The arrival of a new big-box game from Reiner Knizia almost guarantees what we shall be playing at the next session of the club, but when Mark G phoned to say he wasn't going to be able to get to this session, we wondered whether it would play well enough with just three players. However, we decided to give it a go and I'm happy to say it worked really well. Nige had played once before so he took us through the rules and we were off. The game is about acquiring regions of ancient Egypt and building pyramids there to gain victory points. However, you also have to farm the land to gain income for building and buying more land. The game is just six turns long with scoring taking place at the end of rounds three and six.
Each turn is made of five phases. Firstly the regions available to purchase on that turn are revealed; players then bid for regions; they then spend money on power cards (which give certain benefits later in the game), farms to generate income and stones for the pyramids; the fourth phase involves making a sacrifice of money to Amun Re, in return for which the player will receive gifts from their god; and finally players harvest the land and receive income from their farms. The bidding is a bit different from the norm, because if you are overbid on a particular region, you have to bid on a different region before you can bid again on the original region. And it's possible you can't get back to bidding on the first region because the auction ends as soon as everybody is bidding on a different region. Add to that the fact that there are certain types of power card that alter the normal bidding rules and you end up with auctions being very difficult to judge how to bid.
Scoring points comes primarily from the pyramids you own at the end of rounds three and six. Each pyramid built gets you a VP and each set of pyramids ( a set being one pyramid in each of your regions ) scores a bonus of 3 VPs. The player with the most pyramids in one region on the East and West of the Nile gains 5 VPs and a player whose regions contain a Temple also get VPs depending on the generosity of the sacrifice to Amun Re. Some of the power cards also give VPs if the player succeeds in fulfilling certain conditions and that's it. After the first scoring, ownership of the regions dies and the same regions come up for auction again during the second three turns. After the second scoring, players may gain up to 6 extra VPs depending on how much money they have left and then the person with the most VPs wins.

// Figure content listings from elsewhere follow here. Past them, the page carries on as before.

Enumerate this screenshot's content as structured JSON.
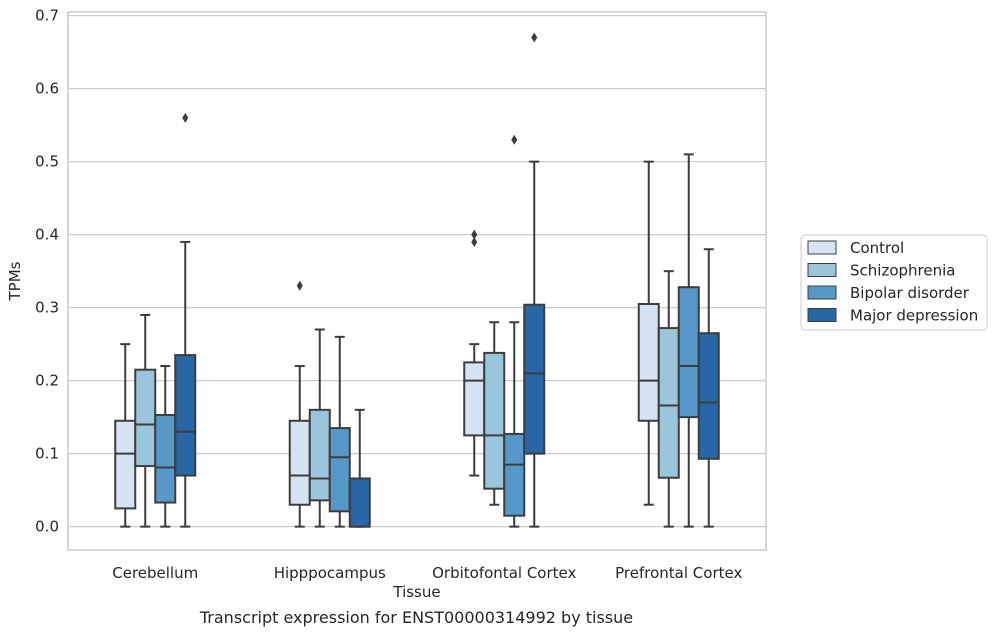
{
  "caption": "Transcript expression for ENST00000314992 by tissue",
  "chart_data": {
    "type": "box",
    "xlabel": "Tissue",
    "ylabel": "TPMs",
    "ylim": [
      -0.032,
      0.705
    ],
    "yticks": [
      0.0,
      0.1,
      0.2,
      0.3,
      0.4,
      0.5,
      0.6,
      0.7
    ],
    "grid": "horizontal",
    "legend_placement": "right-outside",
    "categories": [
      "Cerebellum",
      "Hipppocampus",
      "Orbitofontal Cortex",
      "Prefrontal Cortex"
    ],
    "series": [
      {
        "name": "Control",
        "color": "#d5e3f2",
        "boxes": [
          {
            "whislo": 0.0,
            "q1": 0.025,
            "med": 0.1,
            "q3": 0.145,
            "whishi": 0.25,
            "fliers": []
          },
          {
            "whislo": 0.0,
            "q1": 0.03,
            "med": 0.07,
            "q3": 0.145,
            "whishi": 0.22,
            "fliers": [
              0.33
            ]
          },
          {
            "whislo": 0.07,
            "q1": 0.125,
            "med": 0.2,
            "q3": 0.225,
            "whishi": 0.25,
            "fliers": [
              0.39,
              0.4
            ]
          },
          {
            "whislo": 0.03,
            "q1": 0.145,
            "med": 0.2,
            "q3": 0.305,
            "whishi": 0.5,
            "fliers": []
          }
        ]
      },
      {
        "name": "Schizophrenia",
        "color": "#9bc5db",
        "boxes": [
          {
            "whislo": 0.0,
            "q1": 0.083,
            "med": 0.14,
            "q3": 0.215,
            "whishi": 0.29,
            "fliers": []
          },
          {
            "whislo": 0.0,
            "q1": 0.036,
            "med": 0.066,
            "q3": 0.16,
            "whishi": 0.27,
            "fliers": []
          },
          {
            "whislo": 0.03,
            "q1": 0.052,
            "med": 0.125,
            "q3": 0.238,
            "whishi": 0.28,
            "fliers": []
          },
          {
            "whislo": 0.0,
            "q1": 0.067,
            "med": 0.166,
            "q3": 0.272,
            "whishi": 0.35,
            "fliers": []
          }
        ]
      },
      {
        "name": "Bipolar disorder",
        "color": "#5698c7",
        "boxes": [
          {
            "whislo": 0.0,
            "q1": 0.033,
            "med": 0.081,
            "q3": 0.153,
            "whishi": 0.22,
            "fliers": []
          },
          {
            "whislo": 0.0,
            "q1": 0.021,
            "med": 0.095,
            "q3": 0.135,
            "whishi": 0.26,
            "fliers": []
          },
          {
            "whislo": 0.0,
            "q1": 0.015,
            "med": 0.085,
            "q3": 0.127,
            "whishi": 0.28,
            "fliers": [
              0.53
            ]
          },
          {
            "whislo": 0.0,
            "q1": 0.15,
            "med": 0.22,
            "q3": 0.328,
            "whishi": 0.51,
            "fliers": []
          }
        ]
      },
      {
        "name": "Major depression",
        "color": "#2867a6",
        "boxes": [
          {
            "whislo": 0.0,
            "q1": 0.07,
            "med": 0.13,
            "q3": 0.235,
            "whishi": 0.39,
            "fliers": [
              0.56
            ]
          },
          {
            "whislo": 0.0,
            "q1": 0.0,
            "med": 0.0,
            "q3": 0.066,
            "whishi": 0.16,
            "fliers": []
          },
          {
            "whislo": 0.0,
            "q1": 0.1,
            "med": 0.21,
            "q3": 0.304,
            "whishi": 0.5,
            "fliers": [
              0.67
            ]
          },
          {
            "whislo": 0.0,
            "q1": 0.093,
            "med": 0.17,
            "q3": 0.265,
            "whishi": 0.38,
            "fliers": []
          }
        ]
      }
    ]
  }
}
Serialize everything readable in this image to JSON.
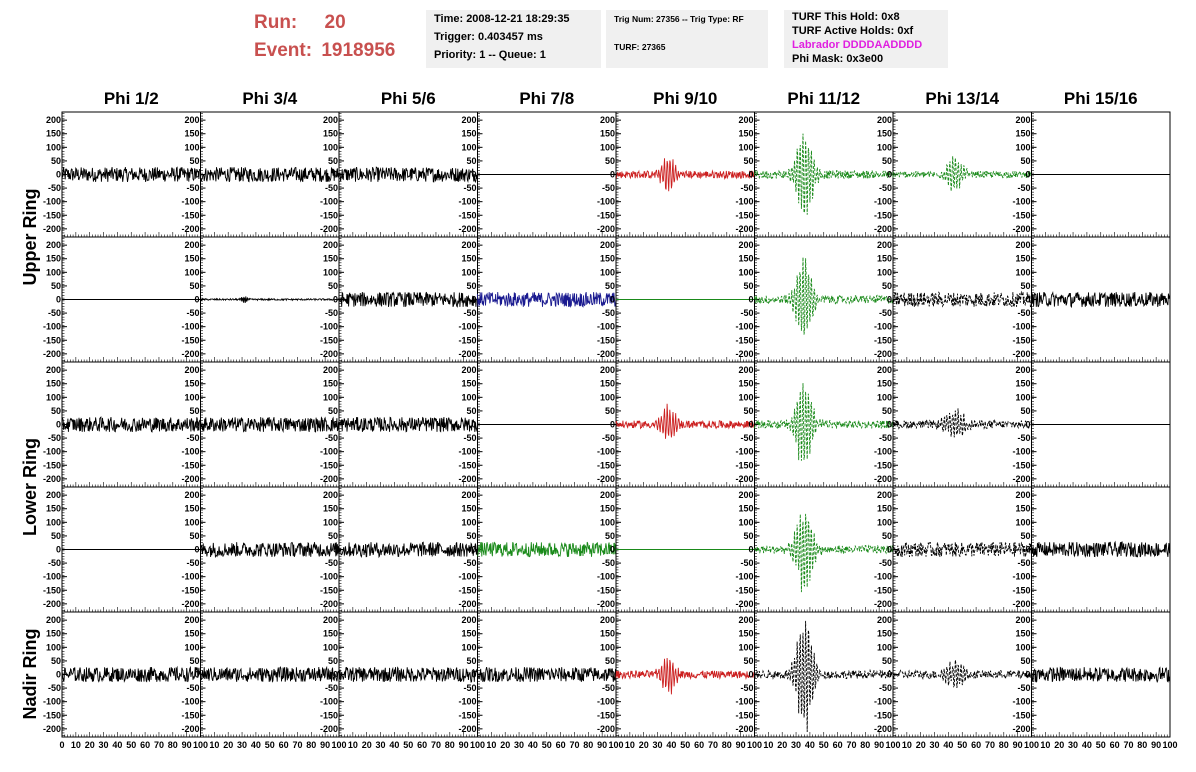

In our game, Nige benefited early on from having played before and knowing the relative benefits of the various regions. However, playing with just three players meant that those regions with "camel harvests" were more valuable than in a four or five player game because the sacrifice almost always was less than 13 and so the camel harvest almost always paid out. I recognised this and opted to take Avaris in the first turn rather than increase the bidding on areas that looked more valuable (due to free power cards / stones). By the end of the third turn, Nige had built loads of pyramids in his regions and had the most pyramids on the East and equal most on the West of the Nile. ( I could have denied him a tie in the West but had misinterpreted the rule and thought that only the region with the most pyramids on the whole of the board got the bonus, so I used an action to do something else rather than buy an extra stone to break the tie). What I did do though was gain 33 income in the harvest phase of the third turn to set myself up for the second half of the game. Nige ran away with the lead after the first scoring with 23 VPs to my 13 and Mark K's 3.
In the second half, I used my new-found wealth to seize two of the three regions with the most pyramids and was aiming in the final round to grasp the region with the most pyramids. However, the bidding went against me, a power card messed up my plans and I was forced into the worst region of the three available. The one saving grace was that it meant all my regions were on the West of the Nile and I had the right power card to claim three bonus VPs. They were also all on the banks of the Nile and I subsequently drew that bonus power card as well. Mark K recovered well and scored highly in the second scoring round as well as taking the 6 VPs for most money. I had the second most gaining me 4 VPs to Nige's 2. This brought our total VPs level, which had looked highly unlikely at the end of the first scoring and almost impossible when I had lost out in the final bidding round. However, the tie-break rule of most pyramids led to me securing a very pleasing win, while Nige was gutted at having his convincing lead overturned.
We all felt this to be another great Reiner Knizia game. Whether it has the staying power of some of his other successes remains to be seen but we found it to be very involving, no down-time to speak of and the close finish was nail-biting.